Le jeu qui a rendu cela possible
La pratique, sous sa forme moderne, doit presque tout à une artiste. Avant 1909, la plupart des jeux — le patron de Marseille en tête — montraient les arcanes mineurs en cartes de points : cinq coupes, sept deniers, disposés comme des cartes à jouer, lisibles des seuls initiés. Puis Pamela Colman Smith, sur commande d'A.E. Waite, peignit une scène sur les soixante-dix-huit — l'insomniaque du Neuf d'Épées, l'endeuillé gris du Cinq de Coupes pleurant trois coupes versées, aveugle aux deux debout. Soudain chaque carte parlait au débutant à première vue. Le commentaire de Waite lui-même, libre à lire dans la Pictorial Key to the Tarot, vaut d'être marié aux images — bref, étrange, plus ouvert que les listes de mots-clés qui se sont durcies ensuite autour de son jeu. Smith reçut un petit forfait et des décennies de bas de page ; dis son nom quand tu enseignes la pratique. La salle de classe qu'elle a peinte est toujours ouverte.
Lentille, pas prévision
Voici la discipline qui sépare une pratique d'une superstition, et les liseurs d'expérience l'énoncent dès le premier jour : la carte du matin est une lentille, pas une prévision. Tire la Maison Dieu, et le devoir n'est pas de te barricader contre la catastrophe ; c'est de passer un jour à remarquer où les structures grincent, où une vérité est plus grande que son contenant — nous avons consacré tout un essai à la grâce de cette carte : La Maison Dieu est une grâce. Tire l'Impératrice, et le devoir est de remarquer la nourriture : donnée, reçue, refusée. La carte ne peut pas connaître ta journée. Mais elle peut décider de ce qu'on demandera à ta journée. Une année de cela — 365 lentilles délibérées — entraîne le muscle du remarquer sur lequel courent, au fond, tous les arts divinatoires, de la tasse à la paume.
La moitié carnet
Le tirage sans la page est une demi-pratique. Deux lignes le matin : la carte, et une phrase de première impression — avant que le jour la contamine. Deux lignes le soir, dans la revue du soir décrite dans Le retour du soir : où la carte s'est-elle montrée, et où a-t-elle refusé de paraître ? Cette seconde question compte plus qu'elle n'en a l'air ; les ratés sont ce qui garde la pratique honnête. Après une saison, tu possèdes ce qu'aucun guide publié ne vend : une concordance privée, de ta main, de ce que la Lune ou le Six de Deniers signifie dans ta vie à toi. Le rôle de la page comme témoin — qui ne flatte ni n'accuse — est un essai à part : L'encre pour témoin.

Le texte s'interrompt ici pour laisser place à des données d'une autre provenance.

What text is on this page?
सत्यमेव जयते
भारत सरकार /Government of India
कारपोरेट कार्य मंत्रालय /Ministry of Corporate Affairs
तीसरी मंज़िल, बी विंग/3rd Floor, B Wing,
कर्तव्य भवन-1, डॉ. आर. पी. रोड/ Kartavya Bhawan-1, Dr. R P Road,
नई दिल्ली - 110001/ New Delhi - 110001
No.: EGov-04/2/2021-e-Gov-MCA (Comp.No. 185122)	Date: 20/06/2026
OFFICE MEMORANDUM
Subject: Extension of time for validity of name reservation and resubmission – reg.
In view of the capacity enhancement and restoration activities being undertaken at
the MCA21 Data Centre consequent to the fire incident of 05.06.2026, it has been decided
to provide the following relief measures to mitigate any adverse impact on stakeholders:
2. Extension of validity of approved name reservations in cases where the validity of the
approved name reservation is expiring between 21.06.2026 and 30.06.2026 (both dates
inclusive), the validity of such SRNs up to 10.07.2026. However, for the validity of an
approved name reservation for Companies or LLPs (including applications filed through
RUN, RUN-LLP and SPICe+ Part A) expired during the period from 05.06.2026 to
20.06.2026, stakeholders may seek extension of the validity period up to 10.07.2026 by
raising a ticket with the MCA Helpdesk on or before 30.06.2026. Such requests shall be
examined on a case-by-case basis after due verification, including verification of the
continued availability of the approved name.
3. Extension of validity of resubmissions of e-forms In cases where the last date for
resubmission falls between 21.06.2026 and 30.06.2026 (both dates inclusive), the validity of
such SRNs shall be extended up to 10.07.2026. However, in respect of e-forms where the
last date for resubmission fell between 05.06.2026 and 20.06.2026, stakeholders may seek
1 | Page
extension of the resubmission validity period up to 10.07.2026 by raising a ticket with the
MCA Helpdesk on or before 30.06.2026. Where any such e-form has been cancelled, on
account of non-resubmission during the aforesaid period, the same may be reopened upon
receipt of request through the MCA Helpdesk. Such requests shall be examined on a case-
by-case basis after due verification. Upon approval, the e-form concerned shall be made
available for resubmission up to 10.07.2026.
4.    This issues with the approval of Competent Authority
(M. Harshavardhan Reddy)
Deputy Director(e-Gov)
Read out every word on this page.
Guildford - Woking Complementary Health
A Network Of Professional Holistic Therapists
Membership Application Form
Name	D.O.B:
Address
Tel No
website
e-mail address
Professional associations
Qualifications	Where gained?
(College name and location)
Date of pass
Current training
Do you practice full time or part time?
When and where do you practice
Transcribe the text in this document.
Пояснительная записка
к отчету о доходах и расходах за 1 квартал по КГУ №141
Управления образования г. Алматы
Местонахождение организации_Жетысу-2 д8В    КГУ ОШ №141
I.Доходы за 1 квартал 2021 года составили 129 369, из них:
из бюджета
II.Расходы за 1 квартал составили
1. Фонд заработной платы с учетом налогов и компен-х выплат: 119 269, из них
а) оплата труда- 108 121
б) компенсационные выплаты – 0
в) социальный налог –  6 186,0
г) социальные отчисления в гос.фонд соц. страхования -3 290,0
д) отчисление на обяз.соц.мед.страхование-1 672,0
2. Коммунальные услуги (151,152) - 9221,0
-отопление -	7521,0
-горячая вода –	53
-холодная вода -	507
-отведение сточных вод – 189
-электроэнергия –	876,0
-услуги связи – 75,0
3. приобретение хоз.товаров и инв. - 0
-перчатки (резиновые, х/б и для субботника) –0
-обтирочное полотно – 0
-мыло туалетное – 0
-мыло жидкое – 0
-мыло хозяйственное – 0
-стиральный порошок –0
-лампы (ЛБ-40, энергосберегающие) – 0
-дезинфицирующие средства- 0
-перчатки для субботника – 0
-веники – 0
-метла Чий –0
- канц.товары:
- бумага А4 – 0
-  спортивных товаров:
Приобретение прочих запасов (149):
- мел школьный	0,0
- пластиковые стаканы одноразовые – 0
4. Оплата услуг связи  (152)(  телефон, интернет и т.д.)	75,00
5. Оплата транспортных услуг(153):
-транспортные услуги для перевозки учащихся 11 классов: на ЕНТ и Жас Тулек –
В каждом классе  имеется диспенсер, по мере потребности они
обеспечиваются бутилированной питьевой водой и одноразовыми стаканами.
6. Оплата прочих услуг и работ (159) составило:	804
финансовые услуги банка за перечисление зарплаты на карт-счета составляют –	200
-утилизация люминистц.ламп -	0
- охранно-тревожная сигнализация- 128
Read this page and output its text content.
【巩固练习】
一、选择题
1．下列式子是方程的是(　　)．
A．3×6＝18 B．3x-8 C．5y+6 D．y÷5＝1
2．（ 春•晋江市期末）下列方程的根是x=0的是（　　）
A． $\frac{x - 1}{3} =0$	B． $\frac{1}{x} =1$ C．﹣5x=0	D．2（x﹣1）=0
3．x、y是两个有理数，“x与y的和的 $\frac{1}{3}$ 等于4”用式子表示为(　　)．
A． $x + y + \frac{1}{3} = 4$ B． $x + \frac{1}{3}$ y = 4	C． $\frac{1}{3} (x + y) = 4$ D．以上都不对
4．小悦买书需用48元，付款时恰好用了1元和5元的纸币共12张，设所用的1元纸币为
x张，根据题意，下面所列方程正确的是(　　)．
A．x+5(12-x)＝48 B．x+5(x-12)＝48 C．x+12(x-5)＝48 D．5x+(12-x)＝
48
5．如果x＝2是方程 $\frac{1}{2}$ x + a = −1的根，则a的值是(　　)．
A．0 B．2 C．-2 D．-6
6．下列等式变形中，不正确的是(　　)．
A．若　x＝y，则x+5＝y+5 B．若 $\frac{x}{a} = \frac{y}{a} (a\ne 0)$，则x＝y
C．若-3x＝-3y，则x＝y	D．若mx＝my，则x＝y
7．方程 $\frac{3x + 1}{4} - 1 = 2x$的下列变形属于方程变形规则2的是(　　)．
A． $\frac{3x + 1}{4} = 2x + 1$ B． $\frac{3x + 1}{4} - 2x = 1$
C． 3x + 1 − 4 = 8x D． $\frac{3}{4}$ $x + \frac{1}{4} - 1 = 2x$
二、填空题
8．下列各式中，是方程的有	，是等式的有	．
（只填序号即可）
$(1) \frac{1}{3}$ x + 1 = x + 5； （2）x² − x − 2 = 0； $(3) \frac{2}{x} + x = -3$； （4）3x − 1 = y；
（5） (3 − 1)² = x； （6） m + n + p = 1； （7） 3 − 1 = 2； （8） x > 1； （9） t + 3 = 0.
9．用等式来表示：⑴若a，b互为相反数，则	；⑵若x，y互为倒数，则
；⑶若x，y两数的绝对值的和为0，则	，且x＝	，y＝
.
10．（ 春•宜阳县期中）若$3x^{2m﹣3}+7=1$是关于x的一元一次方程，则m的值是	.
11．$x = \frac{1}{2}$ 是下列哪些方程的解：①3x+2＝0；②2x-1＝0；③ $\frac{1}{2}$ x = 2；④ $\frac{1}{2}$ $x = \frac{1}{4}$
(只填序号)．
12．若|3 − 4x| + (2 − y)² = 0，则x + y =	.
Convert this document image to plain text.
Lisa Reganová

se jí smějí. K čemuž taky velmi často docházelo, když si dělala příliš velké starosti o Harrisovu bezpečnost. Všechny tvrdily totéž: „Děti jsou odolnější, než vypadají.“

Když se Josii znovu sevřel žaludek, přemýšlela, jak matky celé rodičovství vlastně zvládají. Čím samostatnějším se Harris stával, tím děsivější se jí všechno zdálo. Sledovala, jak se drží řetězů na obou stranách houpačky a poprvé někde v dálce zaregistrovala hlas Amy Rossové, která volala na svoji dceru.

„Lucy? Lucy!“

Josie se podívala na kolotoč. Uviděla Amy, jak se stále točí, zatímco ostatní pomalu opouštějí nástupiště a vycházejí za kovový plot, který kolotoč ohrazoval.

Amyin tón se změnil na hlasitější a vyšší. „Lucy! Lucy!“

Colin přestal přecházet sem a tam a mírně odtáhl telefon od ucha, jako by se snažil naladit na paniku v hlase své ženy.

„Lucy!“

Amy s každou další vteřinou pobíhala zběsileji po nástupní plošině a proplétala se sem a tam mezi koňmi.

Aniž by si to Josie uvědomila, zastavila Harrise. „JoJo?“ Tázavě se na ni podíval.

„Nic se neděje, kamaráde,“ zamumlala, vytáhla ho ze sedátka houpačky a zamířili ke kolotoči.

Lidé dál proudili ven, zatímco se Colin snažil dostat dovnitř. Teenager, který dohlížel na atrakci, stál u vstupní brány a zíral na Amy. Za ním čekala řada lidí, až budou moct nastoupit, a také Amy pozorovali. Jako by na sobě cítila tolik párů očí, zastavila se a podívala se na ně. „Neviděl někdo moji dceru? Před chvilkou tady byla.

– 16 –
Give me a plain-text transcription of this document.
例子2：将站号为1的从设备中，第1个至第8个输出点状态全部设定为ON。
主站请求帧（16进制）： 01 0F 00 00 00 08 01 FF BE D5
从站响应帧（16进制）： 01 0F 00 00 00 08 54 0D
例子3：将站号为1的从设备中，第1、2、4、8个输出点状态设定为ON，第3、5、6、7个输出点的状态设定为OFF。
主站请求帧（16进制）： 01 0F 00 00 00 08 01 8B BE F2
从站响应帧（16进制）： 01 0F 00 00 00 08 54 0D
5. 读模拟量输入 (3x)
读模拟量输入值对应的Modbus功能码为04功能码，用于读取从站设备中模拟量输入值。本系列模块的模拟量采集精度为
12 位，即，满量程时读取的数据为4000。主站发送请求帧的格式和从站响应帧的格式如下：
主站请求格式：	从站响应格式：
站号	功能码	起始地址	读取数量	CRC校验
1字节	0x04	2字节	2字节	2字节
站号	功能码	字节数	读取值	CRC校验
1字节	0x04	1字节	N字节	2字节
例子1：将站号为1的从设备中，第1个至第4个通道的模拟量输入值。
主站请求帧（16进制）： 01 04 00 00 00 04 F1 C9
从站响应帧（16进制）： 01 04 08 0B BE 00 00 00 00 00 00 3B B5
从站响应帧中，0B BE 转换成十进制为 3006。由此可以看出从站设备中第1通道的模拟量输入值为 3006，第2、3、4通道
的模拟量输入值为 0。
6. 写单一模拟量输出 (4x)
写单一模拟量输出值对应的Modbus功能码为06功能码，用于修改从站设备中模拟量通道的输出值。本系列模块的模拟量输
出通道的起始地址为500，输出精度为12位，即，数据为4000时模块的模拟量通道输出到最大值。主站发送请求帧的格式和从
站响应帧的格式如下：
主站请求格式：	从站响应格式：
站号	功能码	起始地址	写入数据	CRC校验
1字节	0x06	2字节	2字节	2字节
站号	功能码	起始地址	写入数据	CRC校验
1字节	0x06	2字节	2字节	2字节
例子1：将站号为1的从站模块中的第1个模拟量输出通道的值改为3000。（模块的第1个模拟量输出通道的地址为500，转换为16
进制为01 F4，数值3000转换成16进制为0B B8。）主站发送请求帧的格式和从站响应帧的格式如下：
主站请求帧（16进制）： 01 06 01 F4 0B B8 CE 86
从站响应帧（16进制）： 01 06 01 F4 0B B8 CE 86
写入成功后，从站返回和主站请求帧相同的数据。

Petites lignes des anciens
Trois conseils de métier qui reviennent partout où la pratique s'enseigne bien. Saute les renversées la première année — les écoles s'en disputent de toute façon, et un débutant noyé sous 156 significations n'en apprend aucune. Ne retire pas ; la seconde carte est toujours une négociation avec la première, et la pratique consiste précisément à apprendre à rester avec ce qui est venu. Et quand une carte t'effraie, souviens-toi de l'arithmétique qui stabilise tout liseur : c'est une carte sur soixante-dix-huit, tirée aujourd'hui, à propos d'aujourd'hui. Demain le jeu est de nouveau entier — et toi aussi, enseigne doucement la pratique.